India political heir Rahul Gandhi condemns elitism
JAIPUR, India (AP) — Rahul Gandhi, the heir to India's Nehru-Gandhi political dynasty, said he would work to transform the country by decentralizing power after he was elevated to the governing Congress party's No. 2 post.
His career embodies Congress' reliance on the Gandhi family name, but the man widely expected to be the party's candidate for prime minister in next year's elections condemned elitism as "the tragedy of India" and vowed to work to expand access to power for ordinary people.
"For me, the Congress party is my life. The people of India are my life and I will fight for them," Gandhi, a 42-year-old lawmaker, said in his acceptance speech Sunday in the western Indian city of Jaipur, a day after he was appointed the party vice president, a position behind his mother Sonia Gandhi, who is the Congress party president.
Reflecting on his eight years while working for the party organization, Rahul Gandhi said India's governmental system was struck in the past and the answer lay in completely transforming it.
"A handful of people control the entire political space" he said to cheering party workers.
"It doesn't matter how much wisdom you have. If you don't have position, you have nothing. That's the tragedy of India," he said.

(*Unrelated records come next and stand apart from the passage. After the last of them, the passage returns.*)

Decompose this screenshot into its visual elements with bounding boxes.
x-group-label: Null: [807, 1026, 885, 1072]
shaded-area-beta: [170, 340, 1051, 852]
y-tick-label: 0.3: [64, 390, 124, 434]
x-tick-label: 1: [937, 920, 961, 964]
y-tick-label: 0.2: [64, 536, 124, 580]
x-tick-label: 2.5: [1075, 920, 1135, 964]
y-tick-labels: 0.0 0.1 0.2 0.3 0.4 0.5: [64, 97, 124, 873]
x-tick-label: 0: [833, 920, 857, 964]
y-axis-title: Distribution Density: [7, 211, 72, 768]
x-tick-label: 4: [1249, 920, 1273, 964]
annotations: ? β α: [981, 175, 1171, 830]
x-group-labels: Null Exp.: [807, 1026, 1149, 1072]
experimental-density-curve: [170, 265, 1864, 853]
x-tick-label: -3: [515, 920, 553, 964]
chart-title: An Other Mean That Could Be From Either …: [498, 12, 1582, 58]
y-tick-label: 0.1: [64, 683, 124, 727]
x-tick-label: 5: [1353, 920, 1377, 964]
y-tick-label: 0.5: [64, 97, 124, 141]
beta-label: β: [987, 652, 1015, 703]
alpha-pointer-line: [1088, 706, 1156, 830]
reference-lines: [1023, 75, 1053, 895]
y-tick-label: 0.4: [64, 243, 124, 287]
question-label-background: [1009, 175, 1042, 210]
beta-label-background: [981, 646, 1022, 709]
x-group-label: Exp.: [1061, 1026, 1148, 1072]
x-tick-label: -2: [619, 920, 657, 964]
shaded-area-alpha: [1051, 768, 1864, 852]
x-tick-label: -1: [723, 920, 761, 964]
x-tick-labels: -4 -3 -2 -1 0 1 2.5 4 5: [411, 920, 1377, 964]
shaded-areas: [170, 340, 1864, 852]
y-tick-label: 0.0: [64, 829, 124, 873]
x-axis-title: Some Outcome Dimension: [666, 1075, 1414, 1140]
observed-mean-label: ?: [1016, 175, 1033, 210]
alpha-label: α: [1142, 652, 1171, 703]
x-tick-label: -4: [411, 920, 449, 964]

Rahul Gandhi also said many Indian youths are angry because they have been excluded from the political class.
"We only empower people at the top of the system. We don't believe in empowering all the way to the bottom," he said.
He said change could be possible only if those in power started respecting and empowering people for their knowledge and skills.
"All the public systems — administration, justice, education and political — are designed to keep people with knowledge out," he said.